We stopten. Ik pompte met de injector water in de ketel en keek naar buiten. Op een meter of tien voor ons uit stond op ons spoor een locomotief met zijn tender naar ons toegekeerd. Op de tender stond een man met een lange roodgloeiende pook in zijn hand, die hij heen en weer zwaaide om de sneltrein tot staan te brengen. Zijn locomotief duwde een goederentrein, die nu op de baan stilstond. Dit betekende, dat wij, toen ik met de dynamo bezig was en niet vooruit op de weg had gekeken, door een geel voorsein moesten zijn gereden, daarna door het rode hoofdsein en vermoedelijk nog langs meerdere waarschuwingsseinen van baanwachters. Maar hoe kwam het, dat Maltsew geen van die seinen had gezien?
‘Kostja!’ riep Maltsew me bij zich.
Ik liep naar hem toe.
‘Kostja!… Jij rijdt de locomotief verder. Ik ben blind geworden.’ De volgende dag bracht ik een andere trein naar ons station terug
en reed de locomotief naar de werkplaats, omdat de wielbanden op twee plaatsen licht beschadigd waren. Ik bracht de chef van de locomotievenloods verslag uit van het gebeurde en nam toen Maltsew onder de arm mee naar zijn huis; Maltsew zelf was zo terneergeslagen, dat hij zich niet bij de chef kon melden.
We hadden Maltsews huis aan de met gras begroeide straat nog niet bereikt, of hij verzocht me hem alleen te laten.
‘Uitgesloten!’ antwoordde ik. ‘U bent immers blind, Aleksandr Wasiljewitsj!’
Hij keek me met heldere, peinzende ogen aan.
‘Nou kan ik weer zien, ga maar naar huis… Ik zie alles, kijk, daar staat mijn vrouw me al op te wachten.’
Inderdaad stond er bij het hek van Maltsews huis een vrouw te wachten, zijn echtgenote, en haar zwarte haar glansde onbedekt in het zonlicht.

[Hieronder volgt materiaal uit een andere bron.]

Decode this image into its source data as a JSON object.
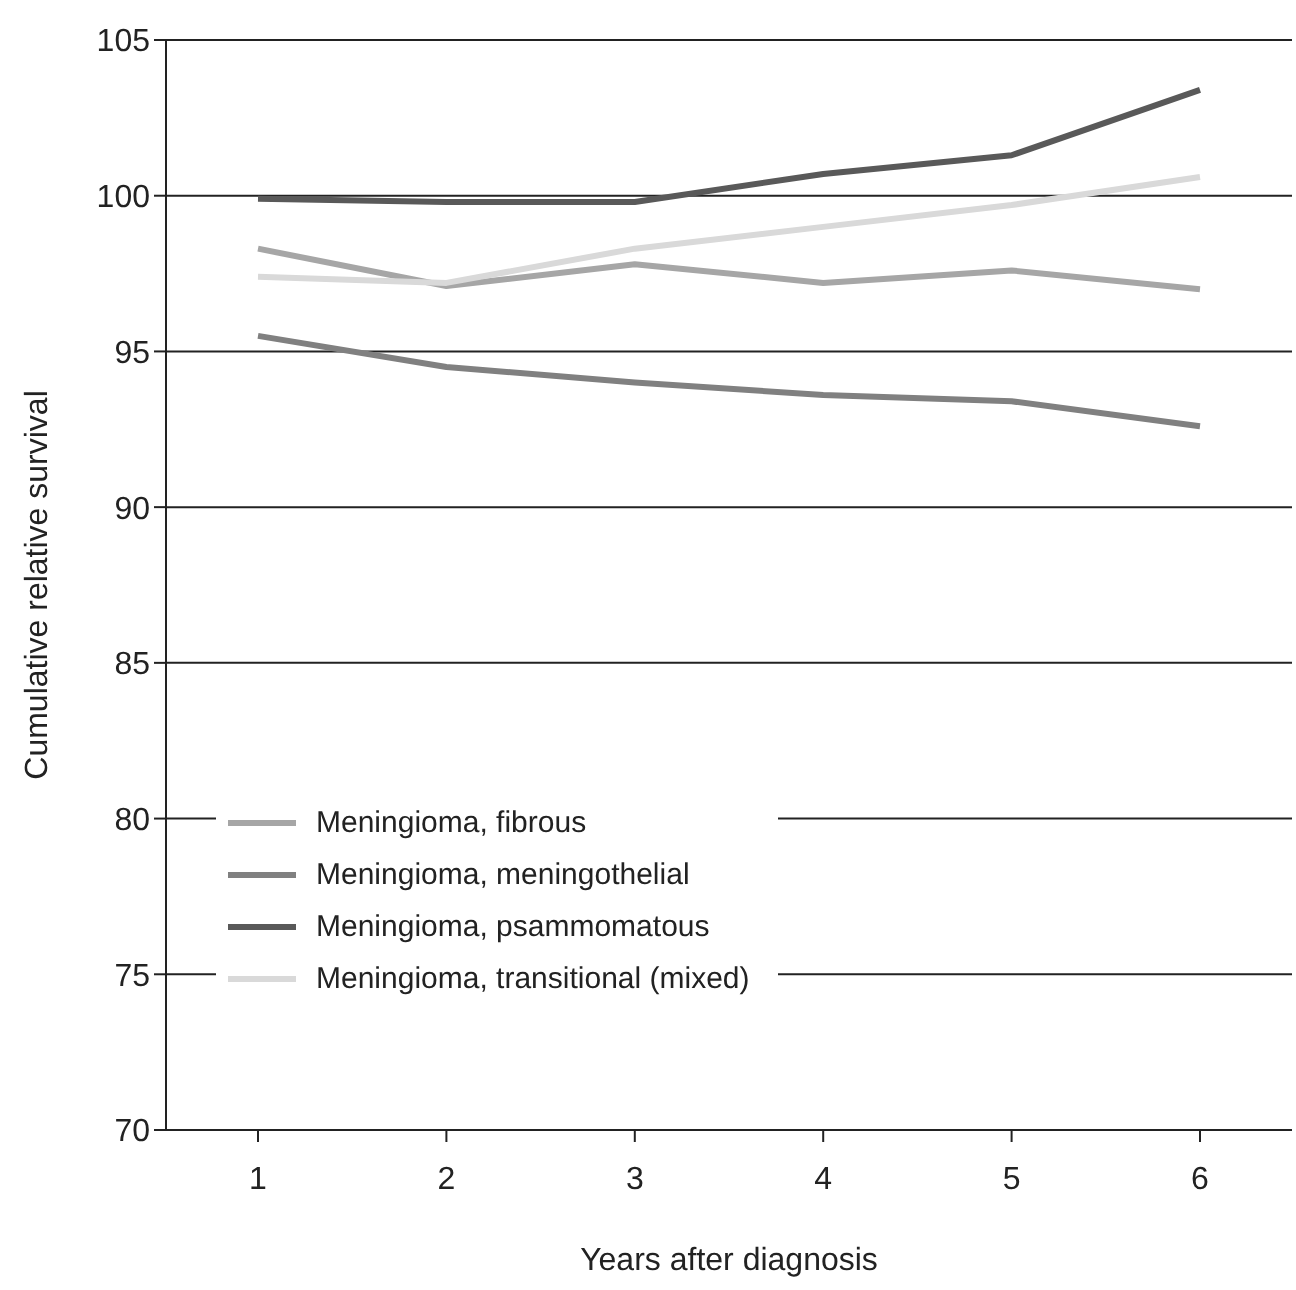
{
  "chart_data": {
    "type": "line",
    "xlabel": "Years after diagnosis",
    "ylabel": "Cumulative relative survival",
    "categories": [
      "1",
      "2",
      "3",
      "4",
      "5",
      "6"
    ],
    "series": [
      {
        "name": "Meningioma, fibrous",
        "color": "#a6a6a6",
        "values": [
          98.3,
          97.1,
          97.8,
          97.2,
          97.6,
          97.0
        ]
      },
      {
        "name": "Meningioma, meningothelial",
        "color": "#808080",
        "values": [
          95.5,
          94.5,
          94.0,
          93.6,
          93.4,
          92.6
        ]
      },
      {
        "name": "Meningioma, psammomatous",
        "color": "#595959",
        "values": [
          99.9,
          99.8,
          99.8,
          100.7,
          101.3,
          103.4
        ]
      },
      {
        "name": "Meningioma, transitional (mixed)",
        "color": "#d9d9d9",
        "values": [
          97.4,
          97.2,
          98.3,
          99.0,
          99.7,
          100.6
        ]
      }
    ],
    "ylim": [
      70,
      105
    ],
    "yticks": [
      70,
      75,
      80,
      85,
      90,
      95,
      100,
      105
    ],
    "grid": "y",
    "legend": "bottom left",
    "marker": "none",
    "line_style": "solid"
  }
}
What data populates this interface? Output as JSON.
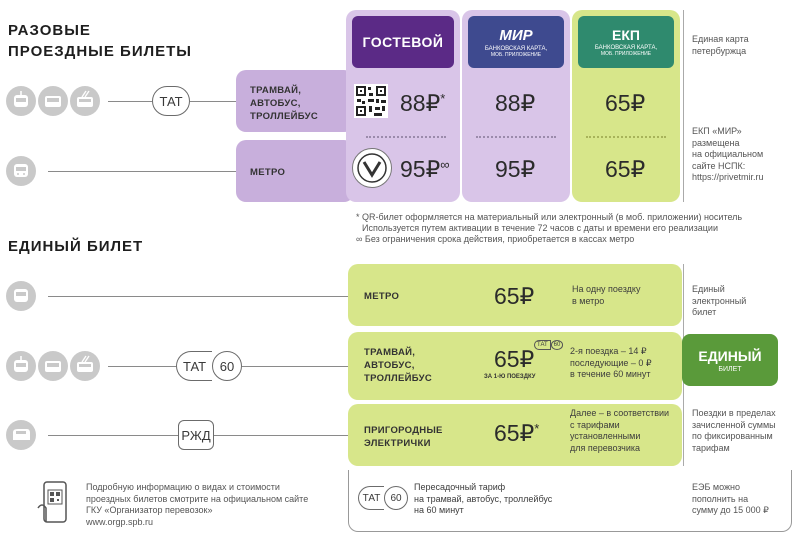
{
  "single": {
    "title_line1": "РАЗОВЫЕ",
    "title_line2": "ПРОЕЗДНЫЕ БИЛЕТЫ",
    "tat_label": "ТАТ",
    "columns": {
      "guest": "ГОСТЕВОЙ",
      "mir_logo": "МИР",
      "mir_sub1": "БАНКОВСКАЯ КАРТА,",
      "mir_sub2": "МОБ. ПРИЛОЖЕНИЕ",
      "ekp_title": "ЕКП",
      "ekp_sub1": "БАНКОВСКАЯ КАРТА,",
      "ekp_sub2": "МОБ. ПРИЛОЖЕНИЕ"
    },
    "rows": [
      {
        "label": "ТРАМВАЙ, АВТОБУС, ТРОЛЛЕЙБУС",
        "guest": "88₽",
        "guest_mark": "*",
        "mir": "88₽",
        "ekp": "65₽"
      },
      {
        "label": "МЕТРО",
        "guest": "95₽",
        "guest_mark": "∞",
        "mir": "95₽",
        "ekp": "65₽"
      }
    ],
    "side_top_1": "Единая карта",
    "side_top_2": "петербуржца",
    "side_mid_1": "ЕКП «МИР»",
    "side_mid_2": "размещена",
    "side_mid_3": "на официальном",
    "side_mid_4": "сайте НСПК:",
    "side_mid_5": "https://privetmir.ru",
    "footnote1_a": "* QR-билет оформляется на материальный или электронный (в моб. приложении) носитель",
    "footnote1_b": "Используется путем активации в течение 72 часов с даты и времени его реализации",
    "footnote2": "∞ Без ограничения срока действия, приобретается в кассах метро"
  },
  "unified": {
    "title": "ЕДИНЫЙ БИЛЕТ",
    "tat60_a": "ТАТ",
    "tat60_b": "60",
    "rzd": "РЖД",
    "rows": [
      {
        "label": "МЕТРО",
        "price": "65₽",
        "desc_1": "На одну поездку",
        "desc_2": "в метро",
        "desc_3": ""
      },
      {
        "label": "ТРАМВАЙ, АВТОБУС, ТРОЛЛЕЙБУС",
        "price": "65₽",
        "price_sub": "ЗА 1-Ю ПОЕЗДКУ",
        "badge_a": "ТАТ",
        "badge_b": "60",
        "desc_1": "2-я поездка – 14 ₽",
        "desc_2": "последующие – 0 ₽",
        "desc_3": "в течение 60 минут"
      },
      {
        "label": "ПРИГОРОДНЫЕ ЭЛЕКТРИЧКИ",
        "price": "65₽",
        "price_mark": "*",
        "desc_1": "Далее – в соответствии",
        "desc_2": "с тарифами",
        "desc_3": "установленными",
        "desc_4": "для перевозчика"
      }
    ],
    "badge_title": "ЕДИНЫЙ",
    "badge_sub": "БИЛЕТ",
    "side_1": "Единый",
    "side_2": "электронный",
    "side_3": "билет",
    "side_4": "Поездки в пределах",
    "side_5": "зачисленной суммы",
    "side_6": "по фиксированным",
    "side_7": "тарифам",
    "transfer_1": "Пересадочный тариф",
    "transfer_2": "на трамвай, автобус, троллейбус",
    "transfer_3": "на 60 минут",
    "eeb_1": "ЕЭБ можно",
    "eeb_2": "пополнить на",
    "eeb_3": "сумму до 15 000 ₽"
  },
  "info": {
    "line1": "Подробную информацию о видах и стоимости",
    "line2": "проездных билетов смотрите на официальном сайте",
    "line3": "ГКУ «Организатор перевозок»",
    "line4": "www.orgp.spb.ru"
  },
  "colors": {
    "guest": "#5b2a86",
    "mir": "#3e4a8f",
    "ekp": "#2f8a6e",
    "unified_badge": "#5a9a3a",
    "lavender": "#d9c5e8",
    "lime": "#d7e68a"
  }
}
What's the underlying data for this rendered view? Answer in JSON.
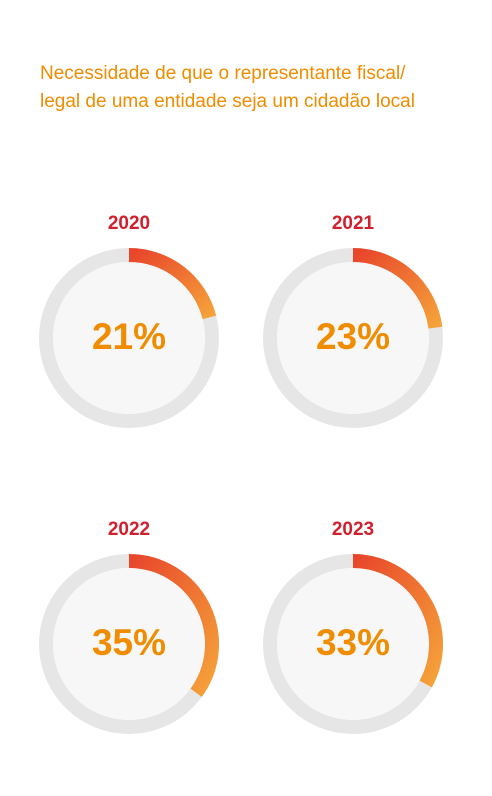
{
  "title_lines": [
    "Necessidade de que o representante fiscal/",
    "legal de uma entidade seja um cidadão local"
  ],
  "colors": {
    "title": "#f08c00",
    "year": "#d0202e",
    "value": "#f08c00",
    "arc_start": "#e8452a",
    "arc_end": "#f5a33a",
    "track": "#e6e6e6",
    "inner": "#f7f7f7"
  },
  "chart_data": [
    {
      "type": "pie",
      "label": "2020",
      "value": 21,
      "value_label": "21%"
    },
    {
      "type": "pie",
      "label": "2021",
      "value": 23,
      "value_label": "23%"
    },
    {
      "type": "pie",
      "label": "2022",
      "value": 35,
      "value_label": "35%"
    },
    {
      "type": "pie",
      "label": "2023",
      "value": 33,
      "value_label": "33%"
    }
  ]
}
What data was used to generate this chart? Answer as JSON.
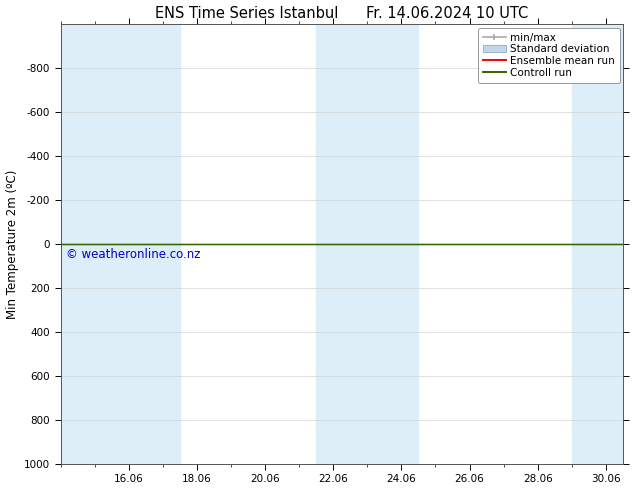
{
  "title": "ENS Time Series Istanbul      Fr. 14.06.2024 10 UTC",
  "ylabel": "Min Temperature 2m (ºC)",
  "background_color": "#ffffff",
  "plot_bg_color": "#ffffff",
  "ylim_bottom": 1000,
  "ylim_top": -1000,
  "xlim_start": 14.0,
  "xlim_end": 30.5,
  "xticks": [
    16.0,
    18.0,
    20.0,
    22.0,
    24.0,
    26.0,
    28.0,
    30.0
  ],
  "xticklabels": [
    "16.06",
    "18.06",
    "20.06",
    "22.06",
    "24.06",
    "26.06",
    "28.06",
    "30.06"
  ],
  "yticks": [
    -800,
    -600,
    -400,
    -200,
    0,
    200,
    400,
    600,
    800,
    1000
  ],
  "shade_bands": [
    [
      14.0,
      15.0
    ],
    [
      15.0,
      17.5
    ],
    [
      21.5,
      24.5
    ],
    [
      29.0,
      30.5
    ]
  ],
  "shade_color": "#ddeef8",
  "line_y": 0.0,
  "ensemble_mean_color": "#ff0000",
  "control_run_color": "#336600",
  "minmax_color": "#aaaaaa",
  "std_dev_color": "#c0d8ea",
  "watermark": "© weatheronline.co.nz",
  "watermark_color": "#0000cc",
  "watermark_fontsize": 8.5,
  "title_fontsize": 10.5,
  "tick_fontsize": 7.5,
  "ylabel_fontsize": 8.5,
  "legend_fontsize": 7.5,
  "legend_entries": [
    "min/max",
    "Standard deviation",
    "Ensemble mean run",
    "Controll run"
  ],
  "legend_colors": [
    "#aaaaaa",
    "#c0d8ea",
    "#ff0000",
    "#336600"
  ]
}
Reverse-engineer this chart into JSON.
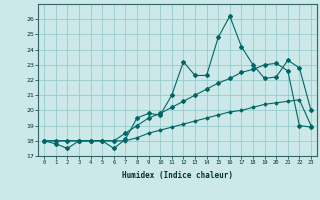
{
  "xlabel": "Humidex (Indice chaleur)",
  "bg_color": "#cce8e8",
  "grid_color": "#99cccc",
  "line_color": "#006666",
  "x_values": [
    0,
    1,
    2,
    3,
    4,
    5,
    6,
    7,
    8,
    9,
    10,
    11,
    12,
    13,
    14,
    15,
    16,
    17,
    18,
    19,
    20,
    21,
    22,
    23
  ],
  "series1": [
    18,
    17.8,
    17.5,
    18.0,
    18.0,
    18.0,
    17.5,
    18.1,
    19.5,
    19.8,
    19.7,
    21.0,
    23.2,
    22.3,
    22.3,
    24.8,
    26.2,
    24.2,
    23.0,
    22.1,
    22.2,
    23.3,
    22.8,
    20.0
  ],
  "series2": [
    18,
    18,
    18,
    18,
    18,
    18,
    18,
    18.5,
    19.0,
    19.5,
    19.8,
    20.2,
    20.6,
    21.0,
    21.4,
    21.8,
    22.1,
    22.5,
    22.7,
    23.0,
    23.1,
    22.6,
    19.0,
    18.9
  ],
  "series3": [
    18,
    18,
    18,
    18,
    18,
    18,
    18,
    18,
    18.2,
    18.5,
    18.7,
    18.9,
    19.1,
    19.3,
    19.5,
    19.7,
    19.9,
    20.0,
    20.2,
    20.4,
    20.5,
    20.6,
    20.7,
    19.0
  ],
  "ylim": [
    17,
    27
  ],
  "xlim": [
    -0.5,
    23.5
  ],
  "yticks": [
    17,
    18,
    19,
    20,
    21,
    22,
    23,
    24,
    25,
    26
  ],
  "xticks": [
    0,
    1,
    2,
    3,
    4,
    5,
    6,
    7,
    8,
    9,
    10,
    11,
    12,
    13,
    14,
    15,
    16,
    17,
    18,
    19,
    20,
    21,
    22,
    23
  ],
  "xtick_labels": [
    "0",
    "1",
    "2",
    "3",
    "4",
    "5",
    "6",
    "7",
    "8",
    "9",
    "10",
    "11",
    "12",
    "13",
    "14",
    "15",
    "16",
    "17",
    "18",
    "19",
    "20",
    "21",
    "22",
    "23"
  ]
}
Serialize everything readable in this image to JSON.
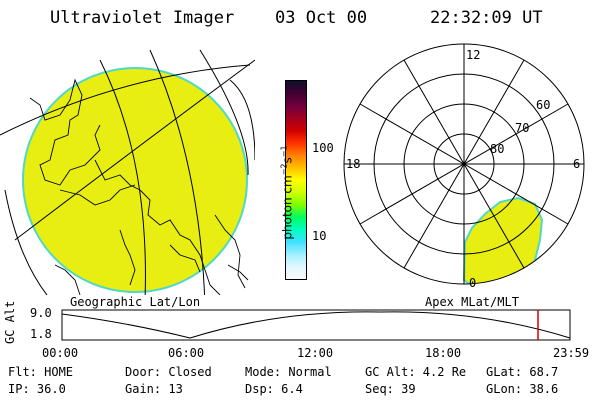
{
  "header": {
    "instrument": "Ultraviolet Imager",
    "date": "03 Oct 00",
    "time": "22:32:09 UT"
  },
  "colorbar": {
    "unit_label": "photon cm",
    "tick_100": "100",
    "tick_10": "10",
    "colors": [
      "#101030",
      "#400030",
      "#700040",
      "#a00020",
      "#d00000",
      "#ff3000",
      "#ff8000",
      "#ffc000",
      "#ffff00",
      "#d0ff00",
      "#80ff00",
      "#00ff60",
      "#00ffc0",
      "#40e0ff",
      "#a0f0ff",
      "#e0f8ff",
      "#f8f8f8"
    ]
  },
  "polar": {
    "label_12": "12",
    "label_18": "18",
    "label_6": "6",
    "label_0": "0",
    "label_60": "60",
    "label_70": "70",
    "label_80": "80"
  },
  "labels": {
    "left_projection": "Geographic Lat/Lon",
    "right_projection": "Apex MLat/MLT"
  },
  "altitude_plot": {
    "y_title": "GC Alt",
    "y_max": "9.0",
    "y_min": "1.8",
    "x_ticks": [
      "00:00",
      "06:00",
      "12:00",
      "18:00",
      "23:59"
    ]
  },
  "status": {
    "flt": "Flt: HOME",
    "ip": "IP: 36.0",
    "door": "Door: Closed",
    "gain": "Gain: 13",
    "mode": "Mode: Normal",
    "dsp": "Dsp:     6.4",
    "gc_alt": "GC Alt: 4.2 Re",
    "seq": "Seq: 39",
    "glat": "GLat:  68.7",
    "glon": "GLon:  38.6"
  },
  "colors": {
    "earth_fill": "#e8ee12",
    "earth_edge": "#4fd8c8",
    "marker": "#d00000"
  }
}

‘En heeft ze wat op haar hoofd of niet?’ vroeg ik.
‘Ze is blootshoofds,’ antwoordde Maltsew. ‘Wie is er nou blind, jij of ik?’
‘Nou, als je kunt zien, gebruik je ogen dan,’ besloot ik en ik liep van Maltsew weg.
3.
Maltsew werd voor het gerecht gedaagd en er werd een onderzoek ingesteld. De rechter van instructie riep mij als getuige op en vroeg mij, wat ik van het gebeurde met de sneltrein dacht. Ik gaf hem als mijn mening te kennen, dat Maltsew geen schuld trof.
‘Een explosie, vlak in zijn buurt, heeft hem verblind, een blikseminslag,’ zei ik tegen de rechter van instructie. ‘Hij heeft een schok gekregen, waardoor zijn gezichtszenuwen zijn aangetast… Ik weet niet, hoe ik het precies moet uitdrukken…’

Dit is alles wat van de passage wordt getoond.